Functional decline can be measured in different ways with various instruments including the Barthel Index, Functional Independence Measure, Katz ADL,Lawton IADL Scales, Functional Autonomy Measurement System (or Système de Mesure de l’Autonomie Fonctionnelle [SMAF]), Functional Status Questionnaire, and the Older Americans Resources and Services (OARS) ADL Scale. A potential limitation of this study is that we used the OARS ADL Scale which attributes an equal weight to each ADL and IADL, instead of some of the other scales with weights given to different ADL item. However, since the OARS ADL Scale has been validated in the ED and is anticipated to be used in the ED, we decided to use such a tool.

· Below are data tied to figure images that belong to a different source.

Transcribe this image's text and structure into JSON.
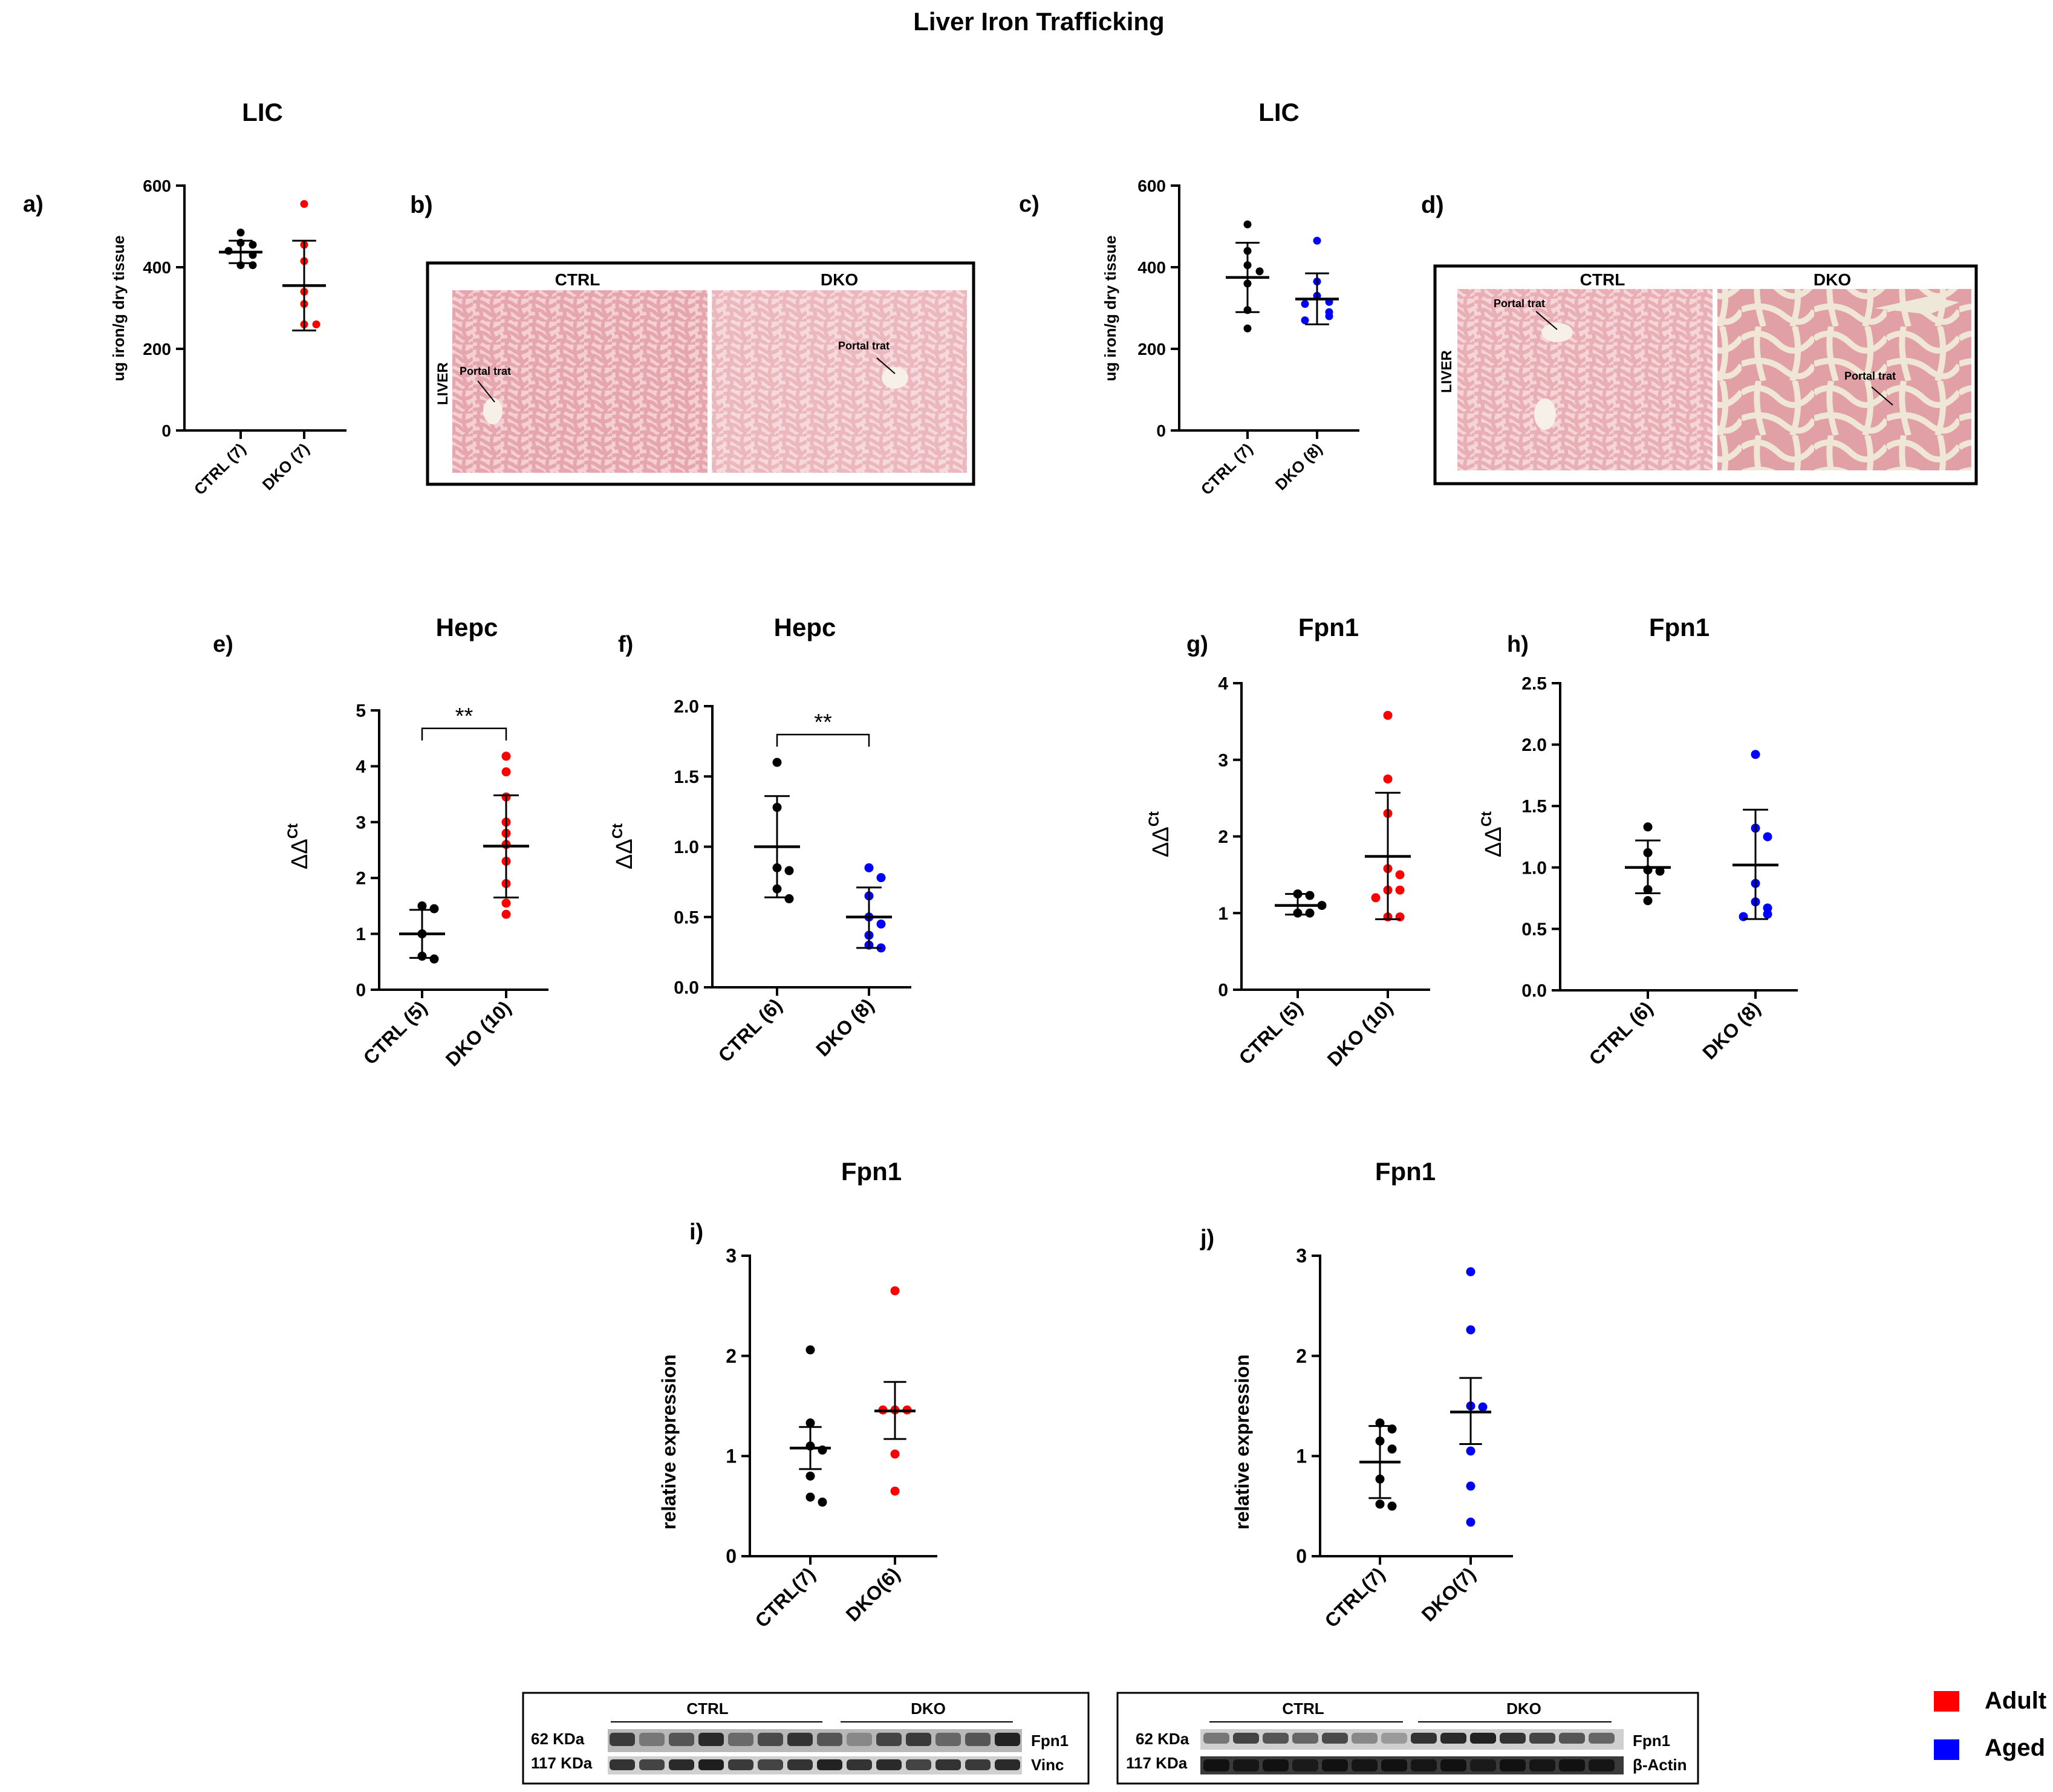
{
  "title": "Liver Iron Trafficking",
  "colors": {
    "ctrl": "#000000",
    "adult": "#ff0000",
    "aged": "#0000ff",
    "axis": "#000000",
    "tissue": "#e8a0a8",
    "tissue_bg": "#f4c8c8"
  },
  "legend": [
    {
      "label": "Adult",
      "color": "#ff0000"
    },
    {
      "label": "Aged",
      "color": "#0000ff"
    }
  ],
  "panels": {
    "a": {
      "letter": "a)",
      "title": "LIC"
    },
    "b": {
      "letter": "b)",
      "row_label": "LIVER",
      "left": "CTRL",
      "right": "DKO",
      "annot_left": "Portal trat",
      "annot_right": "Portal trat"
    },
    "c": {
      "letter": "c)",
      "title": "LIC"
    },
    "d": {
      "letter": "d)",
      "row_label": "LIVER",
      "left": "CTRL",
      "right": "DKO",
      "annot_left": "Portal trat",
      "annot_right": "Portal trat"
    },
    "e": {
      "letter": "e)",
      "title": "Hepc"
    },
    "f": {
      "letter": "f)",
      "title": "Hepc"
    },
    "g": {
      "letter": "g)",
      "title": "Fpn1"
    },
    "h": {
      "letter": "h)",
      "title": "Fpn1"
    },
    "i": {
      "letter": "i)",
      "title": "Fpn1"
    },
    "j": {
      "letter": "j)",
      "title": "Fpn1"
    }
  },
  "blots": [
    {
      "group1": "CTRL",
      "group2": "DKO",
      "row1_kda": "62 KDa",
      "row1_label": "Fpn1",
      "row2_kda": "117 KDa",
      "row2_label": "Vinc"
    },
    {
      "group1": "CTRL",
      "group2": "DKO",
      "row1_kda": "62 KDa",
      "row1_label": "Fpn1",
      "row2_kda": "117 KDa",
      "row2_label": "β-Actin"
    }
  ],
  "chart_data": [
    {
      "id": "a",
      "type": "scatter",
      "title": "LIC",
      "ylabel": "ug iron/g dry tissue",
      "ylim": [
        0,
        600
      ],
      "yticks": [
        "0",
        "200",
        "400",
        "600"
      ],
      "categories": [
        "CTRL (7)",
        "DKO (7)"
      ],
      "colors": [
        "#000000",
        "#ff0000"
      ],
      "sig": "",
      "series": [
        {
          "name": "CTRL (7)",
          "values": [
            485,
            460,
            455,
            440,
            430,
            405,
            405
          ],
          "mean": 437,
          "err": [
            410,
            465
          ]
        },
        {
          "name": "DKO (7)",
          "values": [
            555,
            455,
            415,
            340,
            310,
            260,
            260
          ],
          "mean": 355,
          "err": [
            245,
            465
          ]
        }
      ]
    },
    {
      "id": "c",
      "type": "scatter",
      "title": "LIC",
      "ylabel": "ug iron/g dry tissue",
      "ylim": [
        0,
        600
      ],
      "yticks": [
        "0",
        "200",
        "400",
        "600"
      ],
      "categories": [
        "CTRL (7)",
        "DKO (8)"
      ],
      "colors": [
        "#000000",
        "#0000ff"
      ],
      "sig": "",
      "series": [
        {
          "name": "CTRL (7)",
          "values": [
            505,
            440,
            405,
            390,
            360,
            295,
            250
          ],
          "mean": 375,
          "err": [
            290,
            460
          ]
        },
        {
          "name": "DKO (8)",
          "values": [
            465,
            365,
            330,
            315,
            310,
            290,
            280,
            270
          ],
          "mean": 322,
          "err": [
            260,
            385
          ]
        }
      ]
    },
    {
      "id": "e",
      "type": "scatter",
      "title": "Hepc",
      "ylabel": "ΔΔCt",
      "ylim": [
        0,
        5
      ],
      "yticks": [
        "0",
        "1",
        "2",
        "3",
        "4",
        "5"
      ],
      "categories": [
        "CTRL (5)",
        "DKO (10)"
      ],
      "colors": [
        "#000000",
        "#ff0000"
      ],
      "sig": "**",
      "series": [
        {
          "name": "CTRL (5)",
          "values": [
            1.5,
            1.45,
            1.0,
            0.6,
            0.55
          ],
          "mean": 1.0,
          "err": [
            0.57,
            1.43
          ]
        },
        {
          "name": "DKO (10)",
          "values": [
            4.18,
            3.9,
            3.45,
            3.0,
            2.8,
            2.6,
            2.3,
            1.9,
            1.55,
            1.35
          ],
          "mean": 2.57,
          "err": [
            1.65,
            3.48
          ]
        }
      ]
    },
    {
      "id": "f",
      "type": "scatter",
      "title": "Hepc",
      "ylabel": "ΔΔCt",
      "ylim": [
        0,
        2
      ],
      "yticks": [
        "0.0",
        "0.5",
        "1.0",
        "1.5",
        "2.0"
      ],
      "categories": [
        "CTRL (6)",
        "DKO (8)"
      ],
      "colors": [
        "#000000",
        "#0000ff"
      ],
      "sig": "**",
      "series": [
        {
          "name": "CTRL (6)",
          "values": [
            1.6,
            1.28,
            0.85,
            0.83,
            0.7,
            0.63
          ],
          "mean": 1.0,
          "err": [
            0.64,
            1.36
          ]
        },
        {
          "name": "DKO (8)",
          "values": [
            0.85,
            0.78,
            0.65,
            0.5,
            0.45,
            0.37,
            0.3,
            0.28
          ],
          "mean": 0.5,
          "err": [
            0.28,
            0.71
          ]
        }
      ]
    },
    {
      "id": "g",
      "type": "scatter",
      "title": "Fpn1",
      "ylabel": "ΔΔCt",
      "ylim": [
        0,
        4
      ],
      "yticks": [
        "0",
        "1",
        "2",
        "3",
        "4"
      ],
      "categories": [
        "CTRL (5)",
        "DKO (10)"
      ],
      "colors": [
        "#000000",
        "#ff0000"
      ],
      "sig": "",
      "series": [
        {
          "name": "CTRL (5)",
          "values": [
            1.25,
            1.23,
            1.0,
            1.0,
            1.1
          ],
          "mean": 1.1,
          "err": [
            0.98,
            1.25
          ]
        },
        {
          "name": "DKO (10)",
          "values": [
            3.58,
            2.75,
            2.3,
            1.58,
            1.5,
            1.3,
            1.3,
            1.2,
            0.95,
            0.95
          ],
          "mean": 1.74,
          "err": [
            0.92,
            2.57
          ]
        }
      ]
    },
    {
      "id": "h",
      "type": "scatter",
      "title": "Fpn1",
      "ylabel": "ΔΔCt",
      "ylim": [
        0,
        2.5
      ],
      "yticks": [
        "0.0",
        "0.5",
        "1.0",
        "1.5",
        "2.0",
        "2.5"
      ],
      "categories": [
        "CTRL (6)",
        "DKO (8)"
      ],
      "colors": [
        "#000000",
        "#0000ff"
      ],
      "sig": "",
      "series": [
        {
          "name": "CTRL (6)",
          "values": [
            1.33,
            1.12,
            0.98,
            0.97,
            0.82,
            0.73
          ],
          "mean": 1.0,
          "err": [
            0.79,
            1.22
          ]
        },
        {
          "name": "DKO (8)",
          "values": [
            1.92,
            1.32,
            1.25,
            0.87,
            0.72,
            0.67,
            0.62,
            0.6
          ],
          "mean": 1.02,
          "err": [
            0.58,
            1.47
          ]
        }
      ]
    },
    {
      "id": "i",
      "type": "scatter",
      "title": "Fpn1",
      "ylabel": "relative expression",
      "ylim": [
        0,
        3
      ],
      "yticks": [
        "0",
        "1",
        "2",
        "3"
      ],
      "categories": [
        "CTRL(7)",
        "DKO(6)"
      ],
      "colors": [
        "#000000",
        "#ff0000"
      ],
      "sig": "",
      "series": [
        {
          "name": "CTRL(7)",
          "values": [
            2.06,
            1.33,
            1.1,
            1.06,
            0.8,
            0.59,
            0.54
          ],
          "mean": 1.08,
          "err": [
            0.87,
            1.29
          ]
        },
        {
          "name": "DKO(6)",
          "values": [
            2.65,
            1.46,
            1.46,
            1.46,
            1.02,
            0.65
          ],
          "mean": 1.45,
          "err": [
            1.17,
            1.74
          ]
        }
      ]
    },
    {
      "id": "j",
      "type": "scatter",
      "title": "Fpn1",
      "ylabel": "relative expression",
      "ylim": [
        0,
        3
      ],
      "yticks": [
        "0",
        "1",
        "2",
        "3"
      ],
      "categories": [
        "CTRL(7)",
        "DKO(7)"
      ],
      "colors": [
        "#000000",
        "#0000ff"
      ],
      "sig": "",
      "series": [
        {
          "name": "CTRL(7)",
          "values": [
            1.33,
            1.27,
            1.15,
            1.07,
            0.77,
            0.52,
            0.5
          ],
          "mean": 0.94,
          "err": [
            0.58,
            1.3
          ]
        },
        {
          "name": "DKO(7)",
          "values": [
            2.84,
            2.26,
            1.5,
            1.49,
            1.05,
            0.7,
            0.34
          ],
          "mean": 1.44,
          "err": [
            1.12,
            1.78
          ]
        }
      ]
    }
  ]
}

Our results indicate that 90% of geriatricians consider a drop in function of at least 2 points in the basic ADL/IADL as clinically significant. Our results also indicate that a tool with a sensitivity of 90% to detect patients at risk of functional decline six months post-injury would meet or exceed the sensitivity required by most geriatricians. The majority of the geriatricians indicated that only 1 point drop is required to imply functional decline when only the 7 basic ADL items are considered.

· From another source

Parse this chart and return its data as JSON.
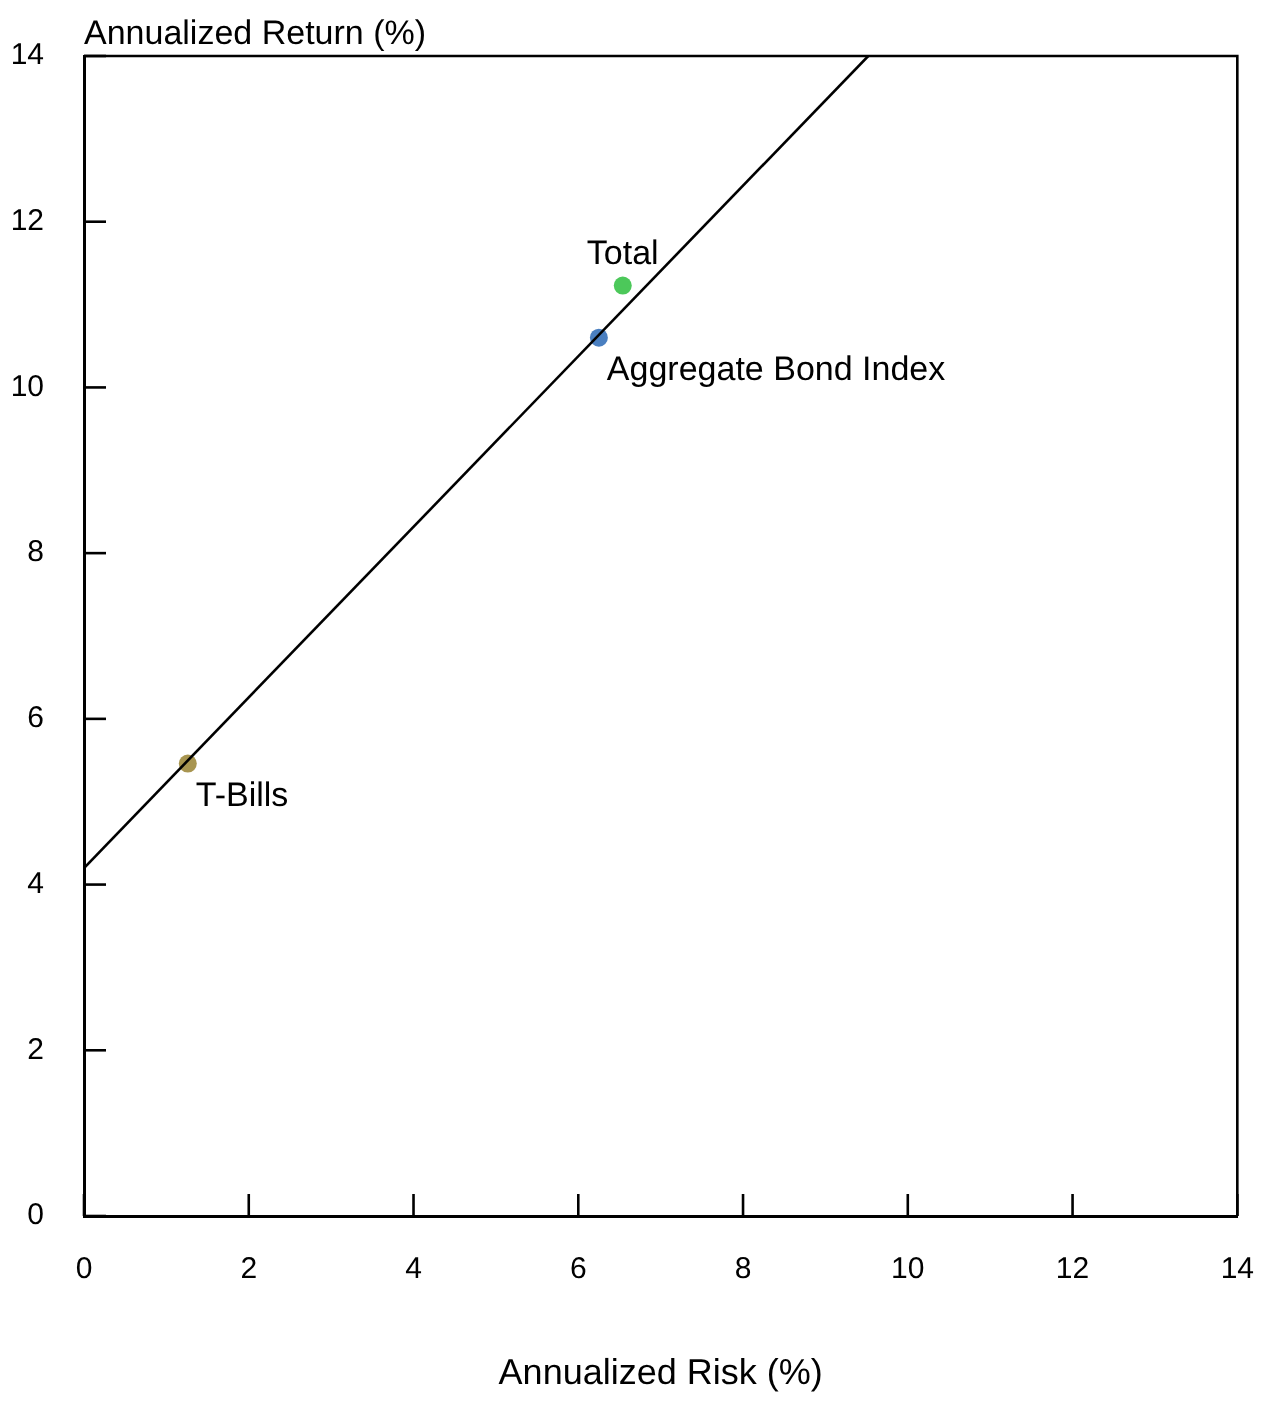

Although there was some disagreement among physicians on a clinically significant point drop when the elderly patients have support at home, the majority were satisfied with a lower point drop that is the same as the point drop used to define functional decline when the elderly patient did not have support at home. These results identify a clear, clinically important outcome for any clinical decision tool to identify elderly patients at high risk of functional decline 6 months after sustaining a minor injury. This study clearly defines what is considered clinically significant functional decline following a “minor injury.”